Brian Geraghty is enjoying his role as creepy psycho man child Ronald Pergman on “Big Sky” — but says that playing the role has its awkward moments.
“My girlfriend and I have been together for a good amount of time because of the pandemic and I haven’t met some of her friends yet,” says Geraghty, 45. “Their first impression of me is Ronald on ‘Big Sky.’ My best friend called me and said, ‘When does ‘Big Sky’ come back? Man, you’re so crazy!’
“It’s fun to get feedback like, ‘You’re so creepy’ or ‘I feel bad for you,’ ” he says. “That’s all of the things we’re going for.”
“Big Sky,” back Tuesday night at 10 on ABC, made an instant impact in its COVID-delayed November premiere, killing off star Ryan Philippe (Cody Hoyt) at the end of its first episode in the fall’s biggest primetime shocker.
The series, starring Kylie Bunbury and Katheryn Winnick as private detective Cassie Dewell and ex-cop Jenny Hoyt, unfolds in southwestern Montana, where young women are vanishing at an alarming rate. Ronald, a lonely trucker, and his partner-in-crime, Montana state trooper Rick Legarski (John Carroll Lynch), are part of a sex-trafficking ring based in Canada, holding the women hostage before transferring them across the border. In the fall finale, Cassie shot Legarski in the head.
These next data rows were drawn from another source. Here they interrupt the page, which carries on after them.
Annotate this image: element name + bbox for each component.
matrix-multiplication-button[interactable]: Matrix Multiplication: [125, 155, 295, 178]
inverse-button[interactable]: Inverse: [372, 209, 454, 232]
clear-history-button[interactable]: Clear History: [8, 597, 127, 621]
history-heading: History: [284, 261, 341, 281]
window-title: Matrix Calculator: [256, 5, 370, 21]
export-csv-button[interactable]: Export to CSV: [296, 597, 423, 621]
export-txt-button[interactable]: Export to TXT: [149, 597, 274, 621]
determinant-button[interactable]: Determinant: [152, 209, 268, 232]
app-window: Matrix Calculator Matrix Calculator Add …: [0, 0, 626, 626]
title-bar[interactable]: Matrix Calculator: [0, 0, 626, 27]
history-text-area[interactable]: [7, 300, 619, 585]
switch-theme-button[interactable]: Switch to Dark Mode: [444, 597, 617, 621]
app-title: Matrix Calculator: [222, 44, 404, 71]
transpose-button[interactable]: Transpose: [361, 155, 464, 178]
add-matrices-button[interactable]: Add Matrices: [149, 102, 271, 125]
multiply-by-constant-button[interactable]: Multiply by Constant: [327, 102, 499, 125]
Ronald, who Geraghty describes as having “an ‘American Pycho’ fastidiousness,” lives at home with his smothering mother (Valerie Mahaffey), who by turns denigrates and coddles her grown son, establishing an unsettling dynamic between them. In one creepy scene from the fall season, Ronald, who can’t sleep, crawls into bed with his mother; in another, he throttles her by the throat within an inch of her life.
“When I got the character description I thought, ‘This is like the Joker meets Tom Hanks in ‘Big,'” Geraghty says. “He’s very repressed and has a very interesting relationship with his mother, and with his father-figure, Rick.
“I try to understand what would make these boundaries get blurred and I went down a few roads with that,” he says. “I think of Ronald as a very efficient guy who’s very good at certain things that he continues to work on and prides himself on. There’s something that’s completely boyish and childish about him. He’s not developed, emotionally, which is due to his relationship with his mother. He’s a guy who’s been beaten down a lot and told he’s not good enough. He’s playing around with right and wrong — but does he know the difference?”
The first five episodes of “Big Sky” focused on Cassie and Jenny trying to catch Cody’s killer while simultaneously searching for three young victims (played by Jesse James Keitel, Natalie Alyn Lind and Jade Pettyjohn) held captive by Ronald and Rick in an underground storage container.
The series is based on “The Highway,” a 2013 novel by C.J. Box.
“They wanted an earnest, all-American quality [for Ronald] and then we flipped that on its head,” says Geraghty, whose resume includes roles on “Boardwalk Empire,” “Chicago, P.D.” and “The Alienist” (as Teddy Roosevelt). “This is a really complicated character and what we did is subvert him from how he is in the book, which is a bearded, gruff guy who maybe has a tattoo on his neck. A certain posture [for Ronald] started coming to me; he’s closed off and hunched over because of his life. He’s afraid. This is a guy who doesn’t speak unless he needs to speak. He’s not a grandstander.
“With Ronald and Rick you get that kind of ambiguity that makes it fun,” he says. “It’s great when you can give some empathy to villains, in a way, and hate them because they’re so bad — but when you give them some redeeming qualities, the audience has different emotional connections.”